- Born: Aimee Françoise M'Pongo 27 August 1956 Boma, Belgian Congo
- Died: 15 January 1990 (aged 33) Kinshasa, Zaire
- Occupations: Singer; songwriter;
- Musical career
- Genres: Congolese rumba;
- Labels: Love's Music;

= M'Pongo Love =

Congolese singer

Aimee Françoise M'Pongo Langu (27 August 1956 – 15 January 1990), known professionally as M'Pongo Love, was a Congolese singer and songwriter. First taking up singing in a church choir, she quit her job when she was 19 years old to pursue a career as a vocalist. Beginning with support from other established musicians, M'Pongo eventually began writing her own compositions, often utilising feminist themes.

== Biography ==
=== Early life ===
Aimee Françoise M'Pongo Langu was born on 27 August 1956 in Boma, Belgian Congo, the second daughter in a family of seven children. Her father, Gilbert Pongo, was a soldier, while her mother was the director of a girls' education center. At the age of four M'Pongo contracted polio and was paralysed by a shot of penicillin. She crawled until she was trained to use a prosthesis in 1962, allowing her to walk. As a child, M'Pongo attended a church where her father was a cantor and began singing for the choir.

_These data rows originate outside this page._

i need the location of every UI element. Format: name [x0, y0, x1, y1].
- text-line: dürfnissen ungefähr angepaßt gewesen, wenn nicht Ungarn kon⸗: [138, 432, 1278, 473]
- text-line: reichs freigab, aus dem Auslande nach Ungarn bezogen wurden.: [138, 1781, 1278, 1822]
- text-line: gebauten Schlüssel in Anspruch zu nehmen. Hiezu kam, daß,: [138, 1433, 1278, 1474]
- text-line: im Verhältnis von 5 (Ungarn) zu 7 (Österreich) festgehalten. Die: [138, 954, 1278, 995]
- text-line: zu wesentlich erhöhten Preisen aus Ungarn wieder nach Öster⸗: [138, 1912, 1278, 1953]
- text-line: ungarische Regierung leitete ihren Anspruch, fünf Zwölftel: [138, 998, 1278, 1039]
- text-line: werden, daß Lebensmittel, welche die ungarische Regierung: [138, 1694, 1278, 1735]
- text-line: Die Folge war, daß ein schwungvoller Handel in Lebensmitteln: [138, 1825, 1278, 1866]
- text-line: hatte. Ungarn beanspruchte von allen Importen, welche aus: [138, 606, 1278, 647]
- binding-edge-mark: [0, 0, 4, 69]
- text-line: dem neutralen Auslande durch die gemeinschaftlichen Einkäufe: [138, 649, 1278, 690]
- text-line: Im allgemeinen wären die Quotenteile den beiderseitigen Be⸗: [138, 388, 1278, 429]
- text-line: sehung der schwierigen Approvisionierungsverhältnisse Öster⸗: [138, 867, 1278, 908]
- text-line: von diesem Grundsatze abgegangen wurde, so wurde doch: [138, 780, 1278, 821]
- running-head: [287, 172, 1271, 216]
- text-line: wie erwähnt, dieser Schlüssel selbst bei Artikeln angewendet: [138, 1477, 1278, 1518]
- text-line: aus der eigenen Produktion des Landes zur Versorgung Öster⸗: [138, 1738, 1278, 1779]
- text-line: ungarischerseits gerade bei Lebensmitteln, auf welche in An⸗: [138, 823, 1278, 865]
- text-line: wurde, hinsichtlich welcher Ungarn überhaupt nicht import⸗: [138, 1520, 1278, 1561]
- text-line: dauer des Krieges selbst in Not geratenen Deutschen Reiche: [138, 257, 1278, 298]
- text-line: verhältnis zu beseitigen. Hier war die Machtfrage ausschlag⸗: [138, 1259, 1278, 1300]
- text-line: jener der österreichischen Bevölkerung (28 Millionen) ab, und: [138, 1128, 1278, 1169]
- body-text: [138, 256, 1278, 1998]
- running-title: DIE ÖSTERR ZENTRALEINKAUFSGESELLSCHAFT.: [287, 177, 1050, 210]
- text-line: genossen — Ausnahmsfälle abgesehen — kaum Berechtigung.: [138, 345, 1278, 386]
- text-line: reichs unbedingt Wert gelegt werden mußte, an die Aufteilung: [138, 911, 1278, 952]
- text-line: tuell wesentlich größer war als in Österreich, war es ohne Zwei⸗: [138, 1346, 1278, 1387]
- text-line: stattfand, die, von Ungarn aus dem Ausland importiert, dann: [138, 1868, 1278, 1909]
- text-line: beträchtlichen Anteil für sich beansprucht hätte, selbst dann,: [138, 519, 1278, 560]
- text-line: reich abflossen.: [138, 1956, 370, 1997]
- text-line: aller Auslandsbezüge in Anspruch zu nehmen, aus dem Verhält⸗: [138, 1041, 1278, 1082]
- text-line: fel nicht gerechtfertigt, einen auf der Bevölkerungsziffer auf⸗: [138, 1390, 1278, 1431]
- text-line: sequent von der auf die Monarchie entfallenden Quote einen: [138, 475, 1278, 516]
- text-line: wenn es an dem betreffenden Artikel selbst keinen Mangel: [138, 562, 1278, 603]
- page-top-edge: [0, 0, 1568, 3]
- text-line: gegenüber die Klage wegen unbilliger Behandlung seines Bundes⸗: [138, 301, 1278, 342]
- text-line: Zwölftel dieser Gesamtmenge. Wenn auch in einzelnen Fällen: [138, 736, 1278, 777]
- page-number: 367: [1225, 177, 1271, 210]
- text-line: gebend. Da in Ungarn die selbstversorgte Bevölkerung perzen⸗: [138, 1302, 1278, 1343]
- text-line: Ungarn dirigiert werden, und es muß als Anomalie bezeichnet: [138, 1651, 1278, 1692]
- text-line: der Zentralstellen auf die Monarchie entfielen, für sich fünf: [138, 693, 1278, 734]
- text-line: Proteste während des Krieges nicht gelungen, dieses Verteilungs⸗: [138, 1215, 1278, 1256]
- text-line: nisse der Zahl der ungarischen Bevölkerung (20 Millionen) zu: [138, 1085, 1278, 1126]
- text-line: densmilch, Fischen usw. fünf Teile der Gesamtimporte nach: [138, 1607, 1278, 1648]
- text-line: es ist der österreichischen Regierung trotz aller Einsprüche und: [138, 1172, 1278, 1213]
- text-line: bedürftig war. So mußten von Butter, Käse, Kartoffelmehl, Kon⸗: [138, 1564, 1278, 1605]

M'Pongo also sang in her secondary school choir and, when she graduated, she moved to Kinshasa and enrolled in a shorthand typing course. Afterwards she took a job as an executive secretary at a firm. Outside of her regular work she looked for show-business contracts, introducing herself as M'Pongo Love, a nickname her parents had reportedly used for her since her childhood.

=== Musical career ===
In December 1975 when she was 19 years of age, M'Pongo met saxophonist Empompo Loway, who resolved to help her develop a singing career and persuaded her to leave her secretary job. After an initial failure to secure M'Pongo patronage, the two met band manager Ngwango Isionoma, who agreed to supply them with money to start her career. Loway assisted her in forming a band, Tcheke Tcheke Love, and composed her first songs. M'Pongo debuted with the song "Pas possible Maty" and soon thereafter delivered her first concert at the Ciné Palladium in Kinshasa. Throughout 1977 she performed with an additional backing group, Les Ya tupa's (with members such as Ray Lema, Félix Manuaku Waku, and Alfred Nzimbi), singing compositions by Mayaula Mayoni, Simaro Lutumba, and Souzy Kasseya. Her rendition of Mayaula's "Ndaya" became a hit success in Kinshasa, especially among local women.

M'Pongo soon began composing and arranging her own music. In 1980 she ended her professional relationship with Empompo to work independently, subsequently moving to Paris. She later produced music under her own label, "Love's Music". Later in life she contracted cerebral meningitis in Gabon. She was at her home in Binza, Kinshasa, planning to make a career comeback when her condition worsened and in December 1989 she was admitted to a local clinic. Her older brother told the media that she had had a "strong attack", not specifying her illness. She died on 15 January 1990 and was survived by three daughters.

== Style and themes ==
M'Pongo sang in a clear, slightly nasal voice and utilised precise intonations. During her performances she braced herself on the sides of the stage to compensate for her physical disability. Compared to her contemporaries, M'Pongo was the most feminist of all women soukous singers and actively criticised polygamy and the practice of keeping mistresses in her music. In a 1989 interview she explained her feminist views:
I sing about women's problems, I try to give them courage...and I will stop singing when the relations between men and women in Africa become problem free. But what African man doesn't have a mistress? In addition to a hard life, women have a lot to endure. I have a feminist duty to see they fight, that they defend themselves, that they hold their heads high, that they take independent women as examples...We must know how to say what we are, we African women, without fearing all the modernism we need to assimilate.